Increasing evidence indicates that individual synaptic vesicle proteins may use different signals, endocytic adaptors, and trafficking pathways for sorting to distinct pools of synaptic vesicles. Here, we report the identification of a unique amino acid motif in the vesicular GABA transporter (VGAT) that controls its synaptic localization and activity-dependent recycling. Mutational analysis of this atypical dileucine-like motif in rat VGAT indicates that the transporter recycles by interacting with the clathrin adaptor protein AP-2. However, mutation of a single acidic residue upstream of the dileucine-like motif leads to a shift to an AP-3-dependent trafficking pathway that preferentially targets the transporter to the readily releasable and recycling pool of vesicles.
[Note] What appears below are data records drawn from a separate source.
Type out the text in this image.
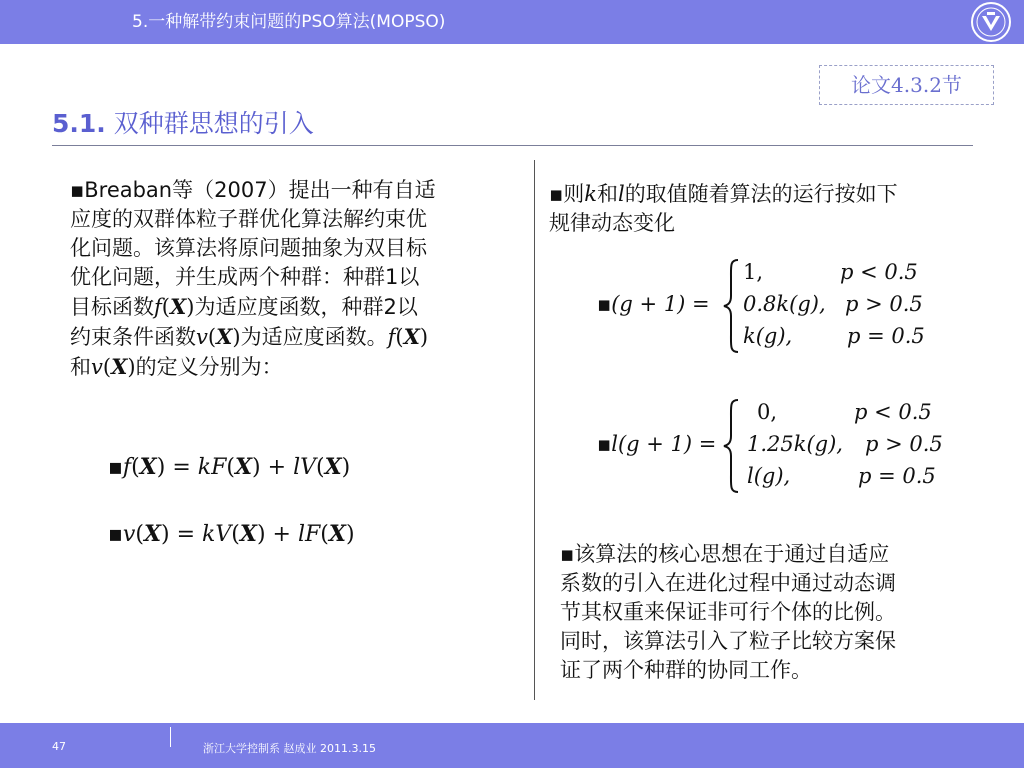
5.一种解带约束问题的PSO算法(MOPSO)
论文4.3.2节
5.1. 双种群思想的引入
▪ Breaban等（2007）提出一种有自适
应度的双群体粒子群优化算法解约束优
化问题。该算法将原问题抽象为双目标
优化问题，并生成两个种群：种群1以
目标函数f(X)为适应度函数，种群2以
约束条件函数v(X)为适应度函数。f(X)
和v(X)的定义分别为：
▪ f(X) = kF(X) + lV(X)
▪ v(X) = kV(X) + lF(X)
▪ 则k和l的取值随着算法的运行按如下
规律动态变化
▪ (g + 1) =
1,	p < 0.5
0.8k(g), p > 0.5
k(g),	p = 0.5
▪ l(g + 1) =
0,	p < 0.5
1.25k(g), p > 0.5
l(g),	p = 0.5
▪ 该算法的核心思想在于通过自适应
系数的引入在进化过程中通过动态调
节其权重来保证非可行个体的比例。
同时，该算法引入了粒子比较方案保
证了两个种群的协同工作。
47	浙江大学控制系 赵成业 2011.3.15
Real-time imaging with a VGAT-pHluorin fusion provides a useful approach to explore how unique sorting sequences target individual proteins to synaptic vesicles with distinct functional properties.

Concurrent imaging of synaptic vesicle recycling and calcium dynamics.
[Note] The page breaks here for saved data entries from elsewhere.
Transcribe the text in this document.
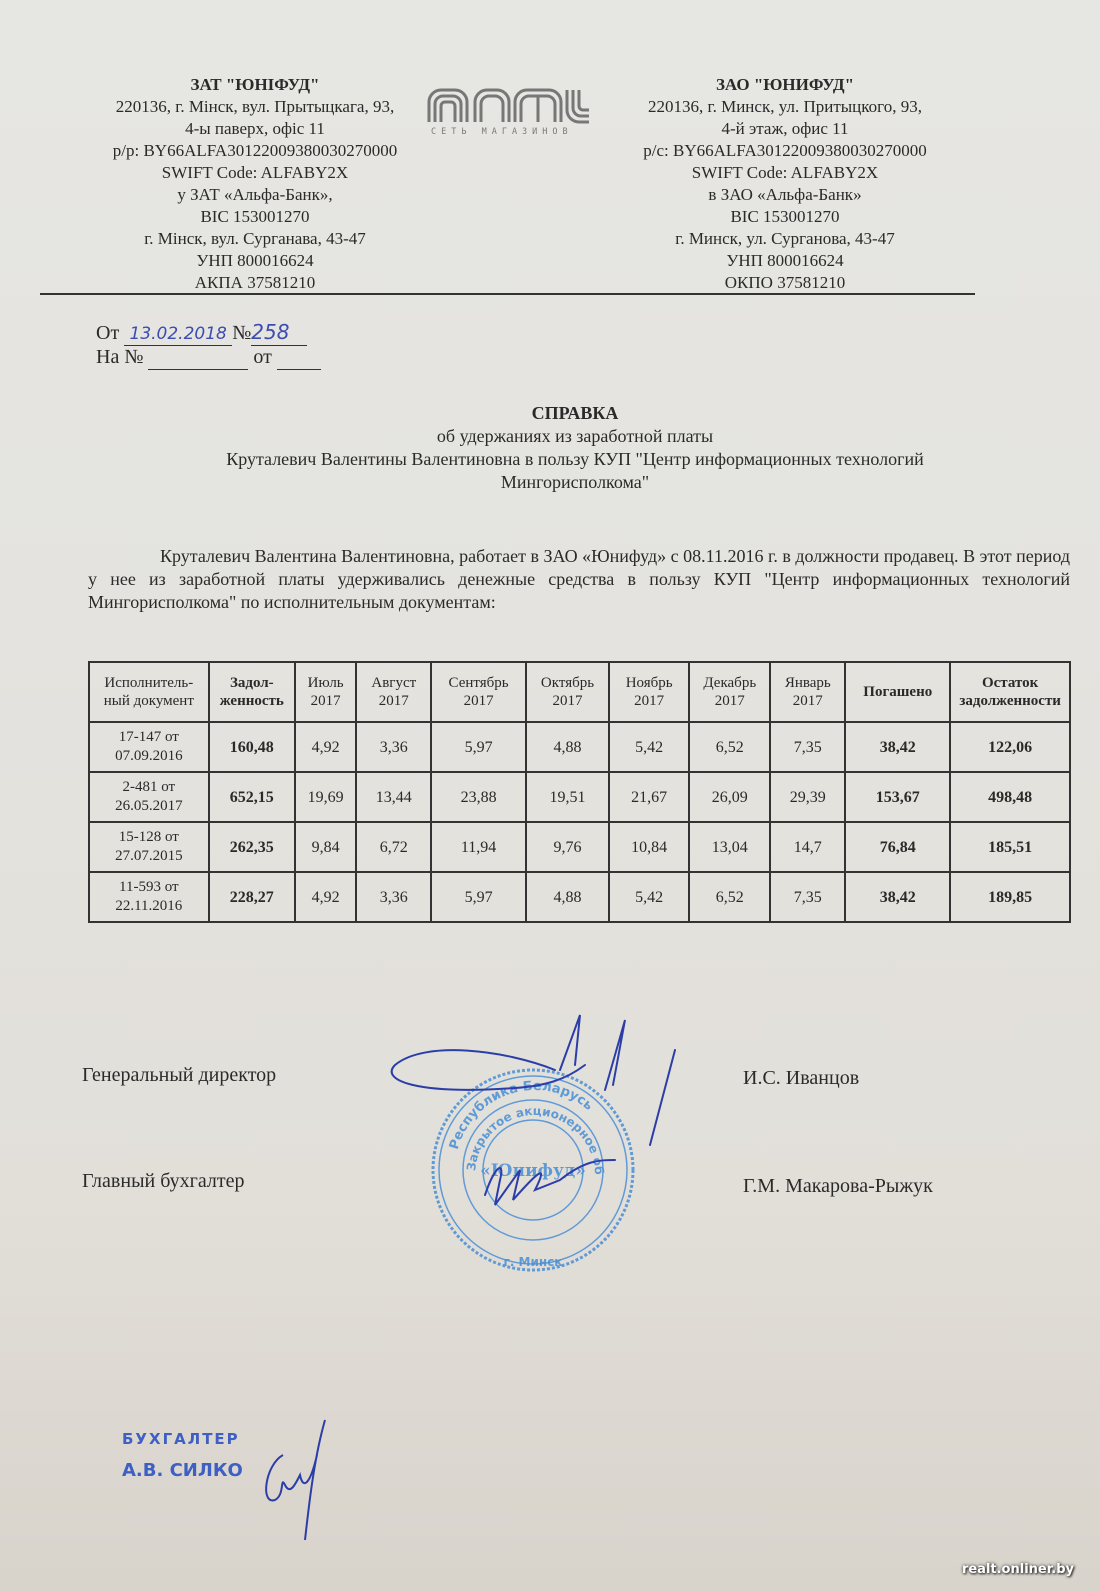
ЗАТ "ЮНІФУД"
220136, г. Мінск, вул. Прытыцкага, 93,
4-ы паверх, офіс 11
р/р: BY66ALFA30122009380030270000
SWIFT Code: ALFABY2X
у ЗАТ «Альфа-Банк»,
BIC 153001270
г. Мінск, вул. Сурганава, 43-47
УНП 800016624
АКПА 37581210
СЕТЬ МАГАЗИНОВ
ЗАО "ЮНИФУД"
220136, г. Минск, ул. Притыцкого, 93,
4-й этаж, офис 11
р/с: BY66ALFA30122009380030270000
SWIFT Code: ALFABY2X
в ЗАО «Альфа-Банк»
BIC 153001270
г. Минск, ул. Сурганова, 43-47
УНП 800016624
ОКПО 37581210
От 13.02.2018 №258
На №	от
СПРАВКА
об удержаниях из заработной платы
Круталевич Валентины Валентиновна в пользу КУП "Центр информационных технологий
Мингорисполкома"
Круталевич Валентина Валентиновна, работает в ЗАО «Юнифуд» с 08.11.2016 г. в должности продавец. В этот период у нее из заработной платы удерживались денежные средства в пользу КУП "Центр информационных технологий Мингорисполкома" по исполнительным документам:
Исполнитель-ный документ	Задол-женность	Июль 2017	Август 2017	Сентябрь 2017	Октябрь 2017	Ноябрь 2017	Декабрь 2017	Январь 2017	Погашено	Остаток задолженности
17-147 от 07.09.2016	160,48	4,92	3,36	5,97	4,88	5,42	6,52	7,35	38,42	122,06
2-481 от 26.05.2017	652,15	19,69	13,44	23,88	19,51	21,67	26,09	29,39	153,67	498,48
15-128 от 27.07.2015	262,35	9,84	6,72	11,94	9,76	10,84	13,04	14,7	76,84	185,51
11-593 от 22.11.2016	228,27	4,92	3,36	5,97	4,88	5,42	6,52	7,35	38,42	189,85
Генеральный директор	И.С. Иванцов
Главный бухгалтер	Г.М. Макарова-Рыжук
Республика Беларусь
Закрытое акционерное об
«Юнифуд»
г. Минск
БУХГАЛТЕР
А.В. СИЛКО
realt.onliner.by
Synaptic transmission involves the calcium dependent release of neurotransmitter from synaptic vesicles. Genetically encoded optical probes emitting different wavelengths of fluorescent light in response to neuronal activity offer a powerful approach to understand the spatial and temporal relationship of calcium dynamics to the release of neurotransmitter in defined neuronal populations. To simultaneously image synaptic vesicle recycling and changes in cytosolic calcium, we developed a red-shifted reporter of vesicle recycling based on a vesicular glutamate transporter, VGLUT1-mOrange2 (VGLUT1-mOr2), and a presynaptically localized green calcium indicator, synaptophysin-GCaMP3 (SyGCaMP3) with a large dynamic range. The fluorescence of VGLUT1-mOr2 is quenched by the low pH of synaptic vesicles. Exocytosis upon electrical stimulation exposes the luminal mOr2 to the neutral extracellular pH and relieves fluorescence quenching. Reacidification of the vesicle upon endocytosis again reduces fluorescence intensity. Changes in fluorescence intensity thus monitor synaptic vesicle exo- and endocytosis, as demonstrated previously for the green VGLUT1-pHluorin. To monitor changes in calcium, we fused the synaptic vesicle protein synaptophysin to the recently improved calcium indicator GCaMP3. SyGCaMP3 is targeted to presynaptic varicosities, and exhibits changes in fluorescence in response to electrical stimulation consistent with changes in calcium concentration. Using real time imaging of both reporters expressed in the same synapses, we determine the time course of changes in VGLUT1 recycling in relation to changes in presynaptic calcium concentration. Inhibition of P/Q- and N-type calcium channels reduces calcium levels, as well as the rate of synaptic vesicle exocytosis and the fraction of vesicles released.